Drug dealers dealing in prescription drugs like opioids could have gained easy access to the product. By extension, there might have been more overdoses due to this one social engineering attack. Not to mention the loss that could have been incurred by the hospital. $500,000 would have been paid for a bogus order since the pharmaceutical company would have invoiced the hospital.
Healthcare officials might have also probed an audit and investigation of the hospital. These efforts requiring a budget would have emanated from just one cyber attack. Alternatively, if an employee was impersonated as part of a social engineering attack, their credibility could be under question for some time.
Possible attack angles
Healthcare institutions have multiple attack angles for a social engineering Business Email Compromise. Most healthcare institutions or facilities have a variety of departments interacting with each other. That could be one of the angles used by cybercriminals implementing BEC to gain access to sensitive information. Cybercriminals could directly ask for certain files or request access to a file with sensitive information.
Unwitting healthcare staff could think it is a colleague asking for access and subsequently give cybercriminals privileged information. Another possible BEC attack angle would be a fraudulent payment request for a bogus goods purchase. There are various attack angles that social engineering cyber criminals brainstorm and implement on healthcare institutions.
Each attack is designed on insights gathered from the reconnaissance conducted and vulnerabilities detected. Being aware of the vulnerabilities healthcare institutions have can shed some light on possible attack angles that could be exploited in a Business Email Compromise.

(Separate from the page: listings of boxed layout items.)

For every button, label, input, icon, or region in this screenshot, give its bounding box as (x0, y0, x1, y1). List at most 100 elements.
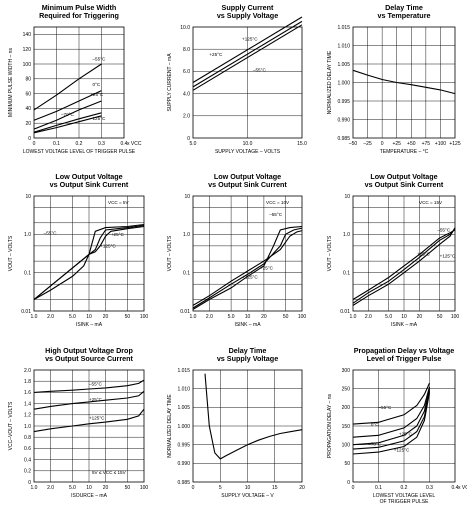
plot-frame (192, 369, 303, 483)
y-tick-label: 4.0 (183, 91, 190, 97)
condition-annotation: 5V ≤ VCC ≤ 15V (92, 470, 127, 475)
y-axis-label: VCC–VOUT – VOLTS (8, 401, 14, 450)
chart-title: vs Supply Voltage (217, 354, 278, 363)
y-tick-label: 1.005 (177, 405, 190, 411)
series-line (352, 382, 431, 425)
y-axis-label: NORMALIZED DELAY TIME (167, 394, 173, 458)
y-tick-label: 1.000 (177, 424, 190, 430)
series-label: +25°C (209, 52, 223, 57)
y-tick-label: 2.0 (24, 368, 31, 374)
x-tick-label: 10 (86, 485, 92, 491)
y-axis-label: VOUT – VOLTS (167, 235, 173, 271)
series-label: +125°C (394, 447, 410, 452)
y-tick-label: 1.0 (24, 424, 31, 430)
y-tick-label: 10 (184, 194, 190, 200)
y-tick-label: 1.010 (337, 43, 350, 49)
x-tick-label: 50 (125, 485, 131, 491)
y-tick-label: 200 (342, 405, 351, 411)
x-tick-label: 0.3 (426, 485, 433, 491)
y-axis-label: NORMALIZED DELAY TIME (327, 50, 333, 114)
series-label: –55°C (269, 212, 283, 217)
y-tick-label: 0.990 (337, 117, 350, 123)
series-line (192, 16, 303, 83)
series-line (192, 24, 303, 91)
series-label: 0°C (93, 82, 101, 87)
x-axis-label: OF TRIGGER PULSE (380, 499, 429, 505)
plot-frame (352, 26, 456, 139)
series-line (192, 230, 303, 306)
y-tick-label: 0 (347, 480, 350, 486)
plot-frame (352, 369, 456, 483)
series-label: +25°C (260, 266, 274, 271)
chart-title: vs Output Source Current (45, 354, 133, 363)
series-label: +25°C (89, 397, 103, 402)
x-axis-label: TEMPERATURE – °C (380, 149, 429, 155)
series-line (192, 227, 303, 309)
series-line (352, 228, 456, 304)
y-tick-label: 1.015 (177, 368, 190, 374)
x-tick-label: 0 (381, 141, 384, 147)
x-tick-label: 5.0 (190, 141, 197, 147)
x-tick-label: 100 (140, 314, 149, 320)
series-label: –55°C (379, 405, 393, 410)
x-tick-label: –25 (363, 141, 372, 147)
chart-title: vs Output Sink Current (208, 180, 287, 189)
x-tick-label: 10.0 (243, 141, 253, 147)
y-tick-label: 250 (342, 386, 351, 392)
chart-title: High Output Voltage Drop (45, 346, 133, 355)
x-tick-label: +100 (435, 141, 446, 147)
series-line (352, 69, 456, 95)
chart-title: Low Output Voltage (370, 172, 437, 181)
plot-frame (33, 195, 145, 312)
x-tick-label: 0.2 (401, 485, 408, 491)
y-tick-label: 10 (344, 194, 350, 200)
x-unit-label: x VCC (458, 485, 467, 491)
series-label: –55°C (44, 230, 58, 235)
x-tick-label: 15 (272, 485, 278, 491)
x-tick-label: 20 (261, 314, 267, 320)
y-tick-label: 80 (25, 77, 31, 83)
y-tick-label: 1.000 (337, 80, 350, 86)
plot-frame (33, 26, 125, 139)
chart-title: Minimum Pulse Width (42, 3, 117, 12)
chart-title: Level of Trigger Pulse (367, 354, 442, 363)
x-tick-label: 0.2 (76, 141, 83, 147)
y-tick-label: 2.0 (183, 114, 190, 120)
x-tick-label: 20 (417, 314, 423, 320)
y-tick-label: 0.2 (24, 469, 31, 475)
y-tick-label: 0.01 (340, 309, 350, 315)
x-tick-label: +25 (392, 141, 401, 147)
series-label: +25°C (111, 232, 125, 237)
series-line (352, 388, 431, 446)
y-tick-label: 1.015 (337, 25, 350, 31)
series-label: +125°C (242, 36, 258, 41)
chart-title: Propagation Delay vs Voltage (354, 346, 455, 355)
y-tick-label: 1.6 (24, 390, 31, 396)
chart-title: Low Output Voltage (55, 172, 122, 181)
x-tick-label: 5.0 (69, 485, 76, 491)
series-label: +125°C (440, 253, 456, 258)
x-axis-label: SUPPLY VOLTAGE – V (221, 493, 274, 499)
x-tick-label: 0.4 (121, 141, 128, 147)
x-tick-label: –50 (349, 141, 358, 147)
series-line (204, 373, 303, 460)
series-line (33, 115, 102, 134)
y-axis-label: PROPAGATION DELAY – ns (327, 393, 333, 458)
series-label: –55°C (253, 67, 267, 72)
series-line (33, 90, 102, 121)
x-tick-label: 20 (299, 485, 305, 491)
y-tick-label: 1.0 (183, 232, 190, 238)
y-tick-label: 0.995 (177, 442, 190, 448)
y-tick-label: 0.01 (180, 309, 190, 315)
y-tick-label: 1.010 (177, 386, 190, 392)
y-tick-label: 10 (25, 194, 31, 200)
condition-annotation: VCC = 15V (419, 200, 443, 205)
x-tick-label: 50 (125, 314, 131, 320)
series-label: –55°C (437, 227, 451, 232)
y-tick-label: 50 (344, 461, 350, 467)
x-tick-label: 50 (283, 314, 289, 320)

Healthcare institution vulnerabilities
Large organizations generally have more social engineering vulnerabilities than smaller ones. Smaller organizations have a close-knit staff, and impersonating anyone working in that environment is challenging. On the other hand, large organizations might have people who have never met each other in person.
Healthcare institutions like hospital chains are more prone to social engineering attacks. It is easier to write an impersonated email to people that do not know each other personally. Also, the number of people in contact with large organizations makes it hard to keep track of communication.
There are hundreds if not thousands of emails being sent to and from a healthcare institution each day. Those emails are from patients, doctors, suppliers, and third-party service providers. It is much easier for healthcare staff to blindly follow instructions, especially if the email seems to come from someone in a position of power.
Preventing BEC attacks
Training employees on verifying emails by checking the domain name and links before clicking on them goes a long way to prevent BEC attacks. However, the sad truth is that you can’t solely rely on employees in this matter. Responsible healthcare institution executives should touch base with CTOs to ascertain the measures employed to prevent BEC attacks.
There are highly advanced technologies that use Machine Learning algorithms to weed out BEC attacks. The tools scan every information on each email coming through to organizational servers.
Reliable tools scan the domain and IP address where that email is originating from while scanning any embedded URLs. Additionally, all file attachments are scanned for any malware making these BEC prevention tools comprehensive by preventing other types of attacks.